14. Xavier Mertens, Security Consultant and Blogger at TrueSec
- Take care of your passwords
If possible enable 2FA (2-factors authentication – some you have/know/are) when the online service proposes this feature. Generate a strong and unique password for every service. Don’t spend your time to remember all those passwords, use a password manager to generate and store them. They can even fill the login pages for you!
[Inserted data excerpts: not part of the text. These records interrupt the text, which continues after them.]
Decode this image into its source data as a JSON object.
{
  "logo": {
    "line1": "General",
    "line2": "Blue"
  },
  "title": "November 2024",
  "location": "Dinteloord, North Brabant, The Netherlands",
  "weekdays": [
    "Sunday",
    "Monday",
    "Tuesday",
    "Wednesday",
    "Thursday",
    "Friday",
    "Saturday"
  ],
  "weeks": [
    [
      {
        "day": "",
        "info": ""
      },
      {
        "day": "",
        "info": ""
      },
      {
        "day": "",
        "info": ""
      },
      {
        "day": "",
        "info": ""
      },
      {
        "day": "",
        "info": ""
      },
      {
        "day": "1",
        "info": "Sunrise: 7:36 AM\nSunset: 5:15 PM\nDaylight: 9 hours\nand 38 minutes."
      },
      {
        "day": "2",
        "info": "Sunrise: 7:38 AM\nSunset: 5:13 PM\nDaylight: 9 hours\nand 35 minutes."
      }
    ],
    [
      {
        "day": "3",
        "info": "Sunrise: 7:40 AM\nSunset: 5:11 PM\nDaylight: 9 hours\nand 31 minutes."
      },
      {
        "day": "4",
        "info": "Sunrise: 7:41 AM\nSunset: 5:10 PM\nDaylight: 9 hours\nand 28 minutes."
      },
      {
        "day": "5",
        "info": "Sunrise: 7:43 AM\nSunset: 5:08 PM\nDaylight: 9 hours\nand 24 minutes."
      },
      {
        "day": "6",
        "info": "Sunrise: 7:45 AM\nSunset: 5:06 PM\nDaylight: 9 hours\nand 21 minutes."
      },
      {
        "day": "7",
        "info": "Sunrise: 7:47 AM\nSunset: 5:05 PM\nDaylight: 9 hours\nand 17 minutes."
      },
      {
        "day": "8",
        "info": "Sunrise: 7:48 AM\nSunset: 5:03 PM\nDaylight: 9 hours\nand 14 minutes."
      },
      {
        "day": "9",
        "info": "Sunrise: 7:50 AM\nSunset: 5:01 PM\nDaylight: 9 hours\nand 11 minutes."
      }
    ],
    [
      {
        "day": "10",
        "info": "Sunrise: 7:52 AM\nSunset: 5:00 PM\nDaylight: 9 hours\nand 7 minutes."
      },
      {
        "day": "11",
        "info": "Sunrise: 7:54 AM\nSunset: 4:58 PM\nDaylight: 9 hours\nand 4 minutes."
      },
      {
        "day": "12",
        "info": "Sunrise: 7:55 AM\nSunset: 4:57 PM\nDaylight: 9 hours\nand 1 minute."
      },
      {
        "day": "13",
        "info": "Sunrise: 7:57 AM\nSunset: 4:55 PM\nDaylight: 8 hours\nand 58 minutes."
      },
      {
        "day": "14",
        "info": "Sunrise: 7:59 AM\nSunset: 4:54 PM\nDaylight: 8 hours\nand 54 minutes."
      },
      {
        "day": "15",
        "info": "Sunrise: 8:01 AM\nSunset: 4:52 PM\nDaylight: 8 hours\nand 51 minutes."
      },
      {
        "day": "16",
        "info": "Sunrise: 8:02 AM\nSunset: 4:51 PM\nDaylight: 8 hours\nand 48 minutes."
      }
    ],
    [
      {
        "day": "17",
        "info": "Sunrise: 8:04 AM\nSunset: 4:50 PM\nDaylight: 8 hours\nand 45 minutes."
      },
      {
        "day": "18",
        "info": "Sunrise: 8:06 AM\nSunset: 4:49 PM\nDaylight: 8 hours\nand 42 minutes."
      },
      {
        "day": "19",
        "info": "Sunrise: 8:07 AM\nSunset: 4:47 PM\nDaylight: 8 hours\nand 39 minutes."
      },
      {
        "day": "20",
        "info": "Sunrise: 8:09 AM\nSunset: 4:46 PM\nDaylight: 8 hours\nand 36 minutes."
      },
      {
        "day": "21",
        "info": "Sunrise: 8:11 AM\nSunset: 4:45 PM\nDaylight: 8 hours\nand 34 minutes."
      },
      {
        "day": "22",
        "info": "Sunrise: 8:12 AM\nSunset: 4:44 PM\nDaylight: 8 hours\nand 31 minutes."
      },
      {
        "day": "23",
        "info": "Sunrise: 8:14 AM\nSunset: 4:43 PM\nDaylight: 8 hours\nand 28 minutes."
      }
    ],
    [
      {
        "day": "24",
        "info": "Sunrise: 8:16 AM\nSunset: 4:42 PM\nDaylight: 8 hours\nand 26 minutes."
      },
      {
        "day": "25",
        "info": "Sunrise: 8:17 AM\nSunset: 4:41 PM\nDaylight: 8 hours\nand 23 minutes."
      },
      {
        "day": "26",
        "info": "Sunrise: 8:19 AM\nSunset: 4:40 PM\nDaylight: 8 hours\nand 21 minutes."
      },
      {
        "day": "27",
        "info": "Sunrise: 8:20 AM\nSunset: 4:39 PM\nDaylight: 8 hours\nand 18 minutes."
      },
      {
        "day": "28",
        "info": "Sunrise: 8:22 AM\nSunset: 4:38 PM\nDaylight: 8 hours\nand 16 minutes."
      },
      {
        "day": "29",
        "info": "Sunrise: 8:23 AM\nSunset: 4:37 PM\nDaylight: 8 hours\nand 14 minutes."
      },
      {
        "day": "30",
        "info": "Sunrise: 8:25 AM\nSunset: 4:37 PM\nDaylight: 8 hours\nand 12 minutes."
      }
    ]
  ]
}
- Keep your devices up-to-date
By devices, I mean your laptops/desktops but don’t forget that today, most electronic devices are also… computers! Think about your access points, ADSL modems, SmartTV’s, mobile phones, IoT (fridges, thermostat, etc). They also must be upgraded!
- Trust nobody!
Internet is not a world of care bears! You received a gift, an invitation, found a USB stick or are asked to perform a specific action to your computer. Have the good reflex to ask Why? or Do I know the person who’s asking me this? Don’t be afraid to decline or ask more information. Exactly like we learn to our kids: Do not talk to strangers.
15. Dave Piscitello, Vice President, Security and ICT Coordination, ICANN
- Nothing is free. This is particularly true for apps or software. Free often means if you give us access to your personal data.
- Third party data collectors are as great a threat to privacy as government surveillance.
- Learn who’s collecting your personal data, how they intend to use it, for how long, and whether they will share what they collect from you.
16. Rahul Kashyap, Chief Security Architect at Bromium
- Don’t trust anything on the internet (even legit sites could end up delivering malware).
- Always patch regularly, it definitely decreases chances of infection.
- Any deal that is too good to be true, probably it isn’t. Be cautions every time you encounter such offers (or emails).
17. Brian Donohue, Social Media Editor, Threatpost
- Install software, application and operating system updates as early and as often as possible.
- Protect your accounts with strong, unique passwords.
- Never disclose sensitive information or download an attachment from an unexpected or unsolicited email.
18. Troy Hunt, Microsoft MVP for Developer Security
- Password manager for everything!
Randomly generate them all (bar the ones you actually need to remember) and use a good password manager like 1Password.
- Use multi-step or 2 factor everywhere.
It’s increasingly common on large services and is enormously effective.
- You can’t lose what you don’t have.
Think twice before creating anything digital you wouldn’t want exposed including malicious email and nudie pics.
19. Mikko Hypponen, F-Secure Chief Research Officer
- Back up. Now.
- Back up – not just your computer, but also your phone and your tablet.
- Back up your systems so that you can actually restore them – even if your house burns down.